Should active investing repeat its strong 2023 in 2024, active growth ETF strategies may play a key role. Yes, markets may slow somewhat to start the year, but rate cuts could give a robust economy an even greater boost. That would present a big opportunity for investing in a growth-minded strategy, especially one that does so with an active remit. The T. Rowe Price Growth ETF (TGRT ), could be just the strategy to consider.
The active growth ETF has outperformed its ETF Database Category and FactSet Segment averages over the last month, per VettaFi. TGRT has returned 5.5% over the last month compared to 0.4% and 3.6%, respectively, for the aforementioned averages. Perhaps more impressively, the strategy has returned 21.4% over the last three months compared to 9% and 19.1%, respectively.

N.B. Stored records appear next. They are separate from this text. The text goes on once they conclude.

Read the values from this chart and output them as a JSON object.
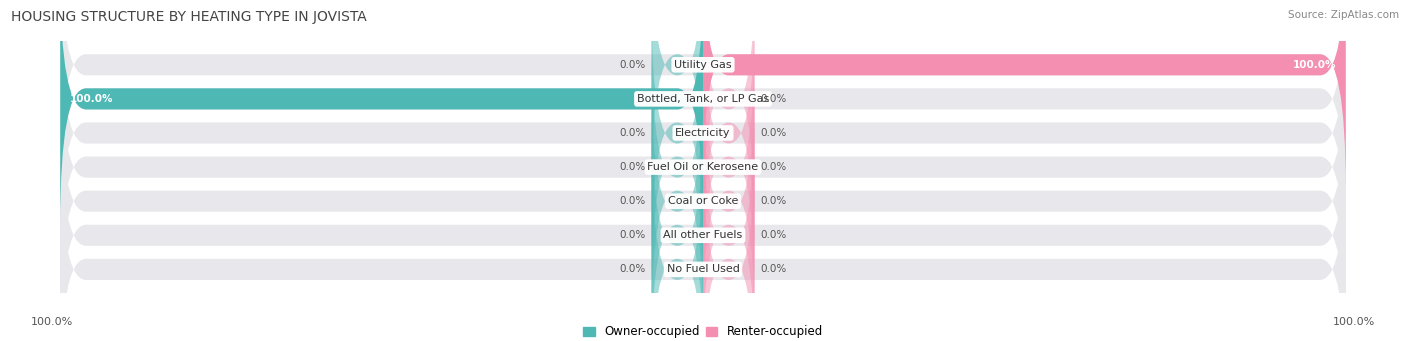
{
  "title": "HOUSING STRUCTURE BY HEATING TYPE IN JOVISTA",
  "source": "Source: ZipAtlas.com",
  "categories": [
    "Utility Gas",
    "Bottled, Tank, or LP Gas",
    "Electricity",
    "Fuel Oil or Kerosene",
    "Coal or Coke",
    "All other Fuels",
    "No Fuel Used"
  ],
  "owner_values": [
    0.0,
    100.0,
    0.0,
    0.0,
    0.0,
    0.0,
    0.0
  ],
  "renter_values": [
    100.0,
    0.0,
    0.0,
    0.0,
    0.0,
    0.0,
    0.0
  ],
  "owner_color": "#4db8b4",
  "renter_color": "#f48fb1",
  "bar_bg_color": "#e8e8ec",
  "background_color": "#ffffff",
  "title_fontsize": 10,
  "source_fontsize": 7.5,
  "cat_label_fontsize": 8,
  "val_label_fontsize": 7.5,
  "bar_height": 0.62,
  "stub_size": 8.0,
  "xlim": 105,
  "bottom_label": "100.0%"
}
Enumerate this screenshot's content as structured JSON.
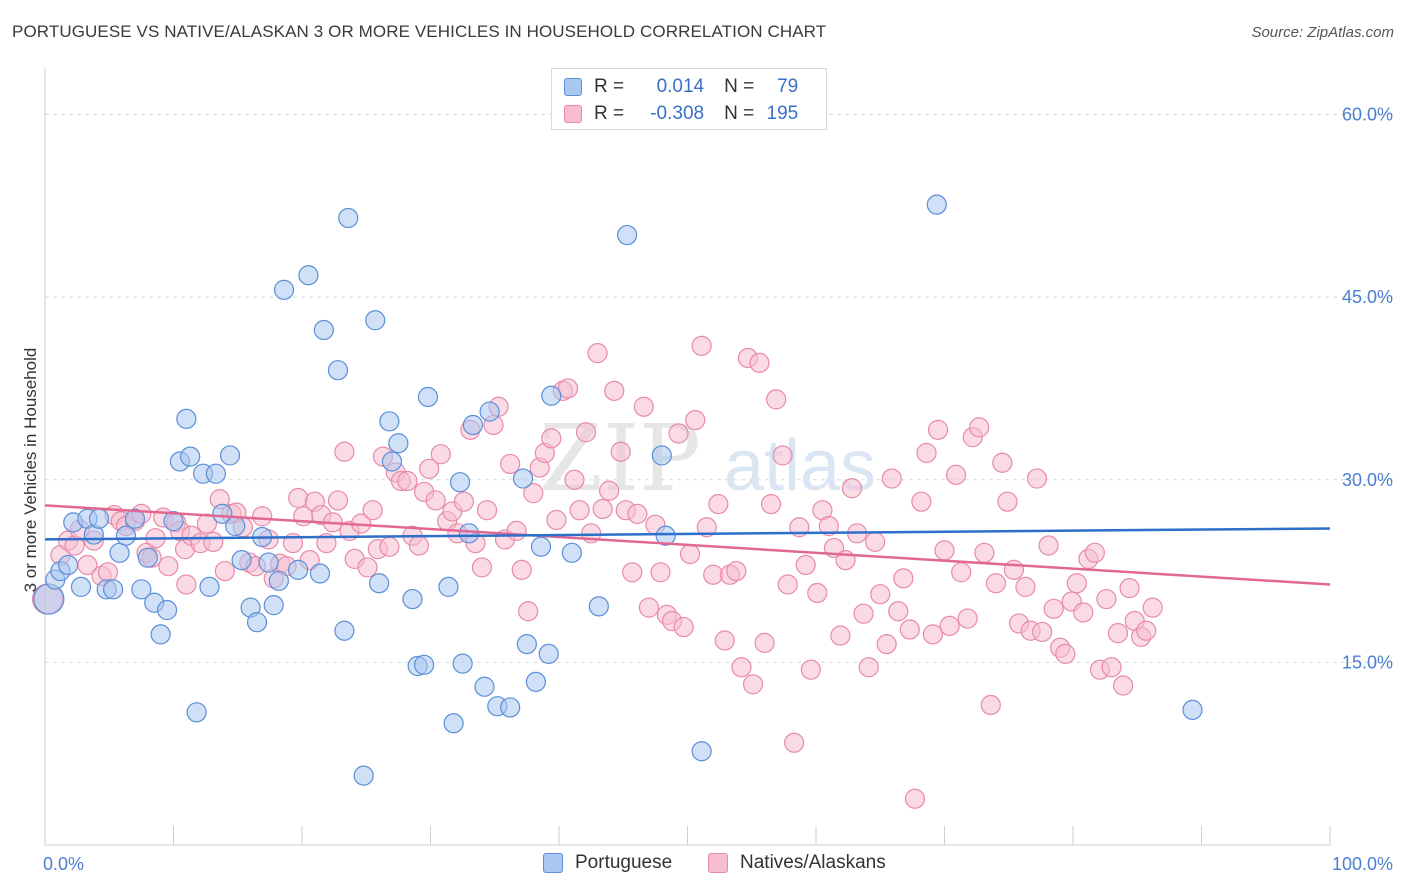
{
  "title": "PORTUGUESE VS NATIVE/ALASKAN 3 OR MORE VEHICLES IN HOUSEHOLD CORRELATION CHART",
  "source": "Source: ZipAtlas.com",
  "watermark": {
    "zip": "ZIP",
    "atlas": "atlas"
  },
  "legend_top": {
    "r_label": "R =",
    "n_label": "N =",
    "rows": [
      {
        "r": "0.014",
        "n": "79",
        "color": "#a9c7f0",
        "border": "#5b8fd6"
      },
      {
        "r": "-0.308",
        "n": "195",
        "color": "#f6bdd0",
        "border": "#e88aa8"
      }
    ]
  },
  "bottom_legend": [
    {
      "label": "Portuguese",
      "color": "#a9c7f0",
      "border": "#5b8fd6"
    },
    {
      "label": "Natives/Alaskans",
      "color": "#f6bdd0",
      "border": "#e88aa8"
    }
  ],
  "colors": {
    "blue_fill": "#a9c7f0",
    "blue_stroke": "#5b8fd6",
    "blue_line": "#2e6fca",
    "pink_fill": "#f6bdd0",
    "pink_stroke": "#e88aa8",
    "pink_line": "#e06892",
    "tick_label": "#4a7fd0",
    "grid": "#d9d9d9"
  },
  "chart_data": {
    "type": "scatter",
    "title": "PORTUGUESE VS NATIVE/ALASKAN 3 OR MORE VEHICLES IN HOUSEHOLD CORRELATION CHART",
    "xlabel": "",
    "ylabel": "3 or more Vehicles in Household",
    "xlim": [
      0,
      100
    ],
    "ylim": [
      0,
      63
    ],
    "x_tick_labels": [
      "0.0%",
      "100.0%"
    ],
    "y_ticks": [
      15,
      30,
      45,
      60
    ],
    "y_tick_labels": [
      "15.0%",
      "30.0%",
      "45.0%",
      "60.0%"
    ],
    "grid": "horizontal dashed",
    "legend_position": "top-center",
    "series": [
      {
        "name": "Portuguese",
        "r": 0.014,
        "n": 79,
        "trend": {
          "x": [
            0,
            100
          ],
          "y": [
            25.1,
            26.0
          ]
        },
        "points": [
          [
            0.3,
            20.2
          ],
          [
            0.8,
            21.8
          ],
          [
            1.2,
            22.5
          ],
          [
            1.8,
            23.0
          ],
          [
            2.2,
            26.5
          ],
          [
            2.8,
            21.2
          ],
          [
            3.3,
            26.8
          ],
          [
            3.8,
            25.5
          ],
          [
            4.2,
            26.8
          ],
          [
            4.8,
            21.0
          ],
          [
            5.3,
            21.0
          ],
          [
            5.8,
            24.0
          ],
          [
            6.3,
            25.4
          ],
          [
            7.0,
            26.8
          ],
          [
            7.5,
            21.0
          ],
          [
            8.0,
            23.6
          ],
          [
            8.5,
            19.9
          ],
          [
            9.0,
            17.3
          ],
          [
            9.5,
            19.3
          ],
          [
            10.0,
            26.6
          ],
          [
            10.5,
            31.5
          ],
          [
            11.0,
            35.0
          ],
          [
            11.3,
            31.9
          ],
          [
            11.8,
            10.9
          ],
          [
            12.3,
            30.5
          ],
          [
            12.8,
            21.2
          ],
          [
            13.3,
            30.5
          ],
          [
            13.8,
            27.2
          ],
          [
            14.4,
            32.0
          ],
          [
            14.8,
            26.2
          ],
          [
            15.3,
            23.4
          ],
          [
            16.0,
            19.5
          ],
          [
            16.5,
            18.3
          ],
          [
            16.9,
            25.3
          ],
          [
            17.4,
            23.2
          ],
          [
            17.8,
            19.7
          ],
          [
            18.2,
            21.7
          ],
          [
            18.6,
            45.6
          ],
          [
            19.7,
            22.6
          ],
          [
            20.5,
            46.8
          ],
          [
            21.4,
            22.3
          ],
          [
            21.7,
            42.3
          ],
          [
            22.8,
            39.0
          ],
          [
            23.3,
            17.6
          ],
          [
            23.6,
            51.5
          ],
          [
            24.8,
            5.7
          ],
          [
            25.7,
            43.1
          ],
          [
            26.0,
            21.5
          ],
          [
            26.8,
            34.8
          ],
          [
            27.0,
            31.5
          ],
          [
            27.5,
            33.0
          ],
          [
            28.6,
            20.2
          ],
          [
            29.0,
            14.7
          ],
          [
            29.5,
            14.8
          ],
          [
            29.8,
            36.8
          ],
          [
            31.4,
            21.2
          ],
          [
            31.8,
            10.0
          ],
          [
            32.3,
            29.8
          ],
          [
            32.5,
            14.9
          ],
          [
            33.0,
            25.6
          ],
          [
            33.3,
            34.5
          ],
          [
            34.2,
            13.0
          ],
          [
            34.6,
            35.6
          ],
          [
            35.2,
            11.4
          ],
          [
            36.2,
            11.3
          ],
          [
            37.2,
            30.1
          ],
          [
            37.5,
            16.5
          ],
          [
            38.2,
            13.4
          ],
          [
            38.6,
            24.5
          ],
          [
            39.2,
            15.7
          ],
          [
            39.4,
            36.9
          ],
          [
            41.0,
            24.0
          ],
          [
            43.1,
            19.6
          ],
          [
            45.3,
            50.1
          ],
          [
            48.0,
            32.0
          ],
          [
            48.3,
            25.4
          ],
          [
            51.1,
            7.7
          ],
          [
            69.4,
            52.6
          ],
          [
            89.3,
            11.1
          ]
        ]
      },
      {
        "name": "Natives/Alaskans",
        "r": -0.308,
        "n": 195,
        "trend": {
          "x": [
            0,
            100
          ],
          "y": [
            27.9,
            21.4
          ]
        },
        "points": [
          [
            0.2,
            20.2
          ],
          [
            1.2,
            23.8
          ],
          [
            1.8,
            25.0
          ],
          [
            2.3,
            24.6
          ],
          [
            2.7,
            25.9
          ],
          [
            3.3,
            23.0
          ],
          [
            3.8,
            25.0
          ],
          [
            4.4,
            22.1
          ],
          [
            4.9,
            22.4
          ],
          [
            5.4,
            27.1
          ],
          [
            5.9,
            26.6
          ],
          [
            6.3,
            26.2
          ],
          [
            7.0,
            26.6
          ],
          [
            7.5,
            27.2
          ],
          [
            7.9,
            24.0
          ],
          [
            8.3,
            23.6
          ],
          [
            8.6,
            25.2
          ],
          [
            9.2,
            26.9
          ],
          [
            9.6,
            22.9
          ],
          [
            10.2,
            26.5
          ],
          [
            10.5,
            25.8
          ],
          [
            10.9,
            24.3
          ],
          [
            11.0,
            21.4
          ],
          [
            11.4,
            25.4
          ],
          [
            12.1,
            24.8
          ],
          [
            12.6,
            26.4
          ],
          [
            13.1,
            24.9
          ],
          [
            13.6,
            28.4
          ],
          [
            14.0,
            22.5
          ],
          [
            14.5,
            27.2
          ],
          [
            14.9,
            27.3
          ],
          [
            15.4,
            26.1
          ],
          [
            15.9,
            23.2
          ],
          [
            16.4,
            22.9
          ],
          [
            16.9,
            27.0
          ],
          [
            17.4,
            25.1
          ],
          [
            17.8,
            21.9
          ],
          [
            18.3,
            23.1
          ],
          [
            18.8,
            22.9
          ],
          [
            19.3,
            24.8
          ],
          [
            19.7,
            28.5
          ],
          [
            20.1,
            27.0
          ],
          [
            20.6,
            23.4
          ],
          [
            21.0,
            28.2
          ],
          [
            21.5,
            27.1
          ],
          [
            21.9,
            24.8
          ],
          [
            22.4,
            26.5
          ],
          [
            22.8,
            28.3
          ],
          [
            23.3,
            32.3
          ],
          [
            23.7,
            25.8
          ],
          [
            24.1,
            23.5
          ],
          [
            24.6,
            26.4
          ],
          [
            25.1,
            22.8
          ],
          [
            25.5,
            27.5
          ],
          [
            25.9,
            24.3
          ],
          [
            26.3,
            31.9
          ],
          [
            26.8,
            24.5
          ],
          [
            27.3,
            30.6
          ],
          [
            27.7,
            29.9
          ],
          [
            28.2,
            29.9
          ],
          [
            28.6,
            25.4
          ],
          [
            29.1,
            24.6
          ],
          [
            29.5,
            29.0
          ],
          [
            29.9,
            30.9
          ],
          [
            30.4,
            28.3
          ],
          [
            30.8,
            32.1
          ],
          [
            31.3,
            26.6
          ],
          [
            31.7,
            27.4
          ],
          [
            32.1,
            25.6
          ],
          [
            32.6,
            28.2
          ],
          [
            33.1,
            34.1
          ],
          [
            33.5,
            24.8
          ],
          [
            34.0,
            22.8
          ],
          [
            34.4,
            27.5
          ],
          [
            34.9,
            34.5
          ],
          [
            35.3,
            36.0
          ],
          [
            35.8,
            25.1
          ],
          [
            36.2,
            31.3
          ],
          [
            36.7,
            25.8
          ],
          [
            37.1,
            22.6
          ],
          [
            37.6,
            19.2
          ],
          [
            38.0,
            28.9
          ],
          [
            38.5,
            31.0
          ],
          [
            38.9,
            32.2
          ],
          [
            39.4,
            33.4
          ],
          [
            39.8,
            26.7
          ],
          [
            40.3,
            37.3
          ],
          [
            40.7,
            37.5
          ],
          [
            41.2,
            30.0
          ],
          [
            41.6,
            27.5
          ],
          [
            42.1,
            33.9
          ],
          [
            42.5,
            25.6
          ],
          [
            43.0,
            40.4
          ],
          [
            43.4,
            27.6
          ],
          [
            43.9,
            29.1
          ],
          [
            44.3,
            37.3
          ],
          [
            44.8,
            32.3
          ],
          [
            45.2,
            27.5
          ],
          [
            45.7,
            22.4
          ],
          [
            46.1,
            27.2
          ],
          [
            46.6,
            36.0
          ],
          [
            47.0,
            19.5
          ],
          [
            47.5,
            26.3
          ],
          [
            47.9,
            22.4
          ],
          [
            48.4,
            18.9
          ],
          [
            48.8,
            18.4
          ],
          [
            49.3,
            33.8
          ],
          [
            49.7,
            17.9
          ],
          [
            50.2,
            23.9
          ],
          [
            50.6,
            34.9
          ],
          [
            51.1,
            41.0
          ],
          [
            51.5,
            26.1
          ],
          [
            52.0,
            22.2
          ],
          [
            52.4,
            28.0
          ],
          [
            52.9,
            16.8
          ],
          [
            53.3,
            22.2
          ],
          [
            53.8,
            22.5
          ],
          [
            54.2,
            14.6
          ],
          [
            54.7,
            40.0
          ],
          [
            55.1,
            13.2
          ],
          [
            55.6,
            39.6
          ],
          [
            56.0,
            16.6
          ],
          [
            56.5,
            28.0
          ],
          [
            56.9,
            36.6
          ],
          [
            57.4,
            32.0
          ],
          [
            57.8,
            21.4
          ],
          [
            58.3,
            8.4
          ],
          [
            58.7,
            26.1
          ],
          [
            59.2,
            23.0
          ],
          [
            59.6,
            14.4
          ],
          [
            60.1,
            20.7
          ],
          [
            60.5,
            27.5
          ],
          [
            61.0,
            26.2
          ],
          [
            61.4,
            24.4
          ],
          [
            61.9,
            17.2
          ],
          [
            62.3,
            23.4
          ],
          [
            62.8,
            29.3
          ],
          [
            63.2,
            25.6
          ],
          [
            63.7,
            19.0
          ],
          [
            64.1,
            14.6
          ],
          [
            64.6,
            24.9
          ],
          [
            65.0,
            20.6
          ],
          [
            65.5,
            16.5
          ],
          [
            65.9,
            30.1
          ],
          [
            66.4,
            19.2
          ],
          [
            66.8,
            21.9
          ],
          [
            67.3,
            17.7
          ],
          [
            67.7,
            3.8
          ],
          [
            68.2,
            28.2
          ],
          [
            68.6,
            32.2
          ],
          [
            69.1,
            17.3
          ],
          [
            69.5,
            34.1
          ],
          [
            70.0,
            24.2
          ],
          [
            70.4,
            18.0
          ],
          [
            70.9,
            30.4
          ],
          [
            71.3,
            22.4
          ],
          [
            71.8,
            18.6
          ],
          [
            72.2,
            33.5
          ],
          [
            72.7,
            34.3
          ],
          [
            73.1,
            24.0
          ],
          [
            73.6,
            11.5
          ],
          [
            74.0,
            21.5
          ],
          [
            74.5,
            31.4
          ],
          [
            74.9,
            28.2
          ],
          [
            75.4,
            22.6
          ],
          [
            75.8,
            18.2
          ],
          [
            76.3,
            21.2
          ],
          [
            76.7,
            17.6
          ],
          [
            77.2,
            30.1
          ],
          [
            77.6,
            17.5
          ],
          [
            78.1,
            24.6
          ],
          [
            78.5,
            19.4
          ],
          [
            79.0,
            16.2
          ],
          [
            79.4,
            15.7
          ],
          [
            79.9,
            20.0
          ],
          [
            80.3,
            21.5
          ],
          [
            80.8,
            19.1
          ],
          [
            81.2,
            23.5
          ],
          [
            81.7,
            24.0
          ],
          [
            82.1,
            14.4
          ],
          [
            82.6,
            20.2
          ],
          [
            83.0,
            14.6
          ],
          [
            83.5,
            17.4
          ],
          [
            83.9,
            13.1
          ],
          [
            84.4,
            21.1
          ],
          [
            84.8,
            18.4
          ],
          [
            85.3,
            17.1
          ],
          [
            85.7,
            17.6
          ],
          [
            86.2,
            19.5
          ]
        ]
      }
    ]
  }
}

That has happened despite TGRT’s relatively short track record, after launching in June. It’s seen its AUM grow by more than $50 million in just six months as well, per VettaFi. So, how does TGRT invest, and why might it stand out in 2024? While much of last year’s economic coverage focused on potential downsides, this year could see market watchers underrate potential upside.
Consider a scenario in which the Fed, satisfied by inflation data but looking to boost either the jobs or housing market, cuts rates for a steadily humming economy. An already robust fourth-quarter growth rate of 3.3% could then continue through 2024.
Rate cuts, particularly, could boost certain segments of the market more than others. Growthier firms might be poised to benefit more than others. Through fundamental analysis and stock selection, TGRT aims to outperform index-based passive growth strategies. As such, an active growth ETF like TGRT could be a solid play.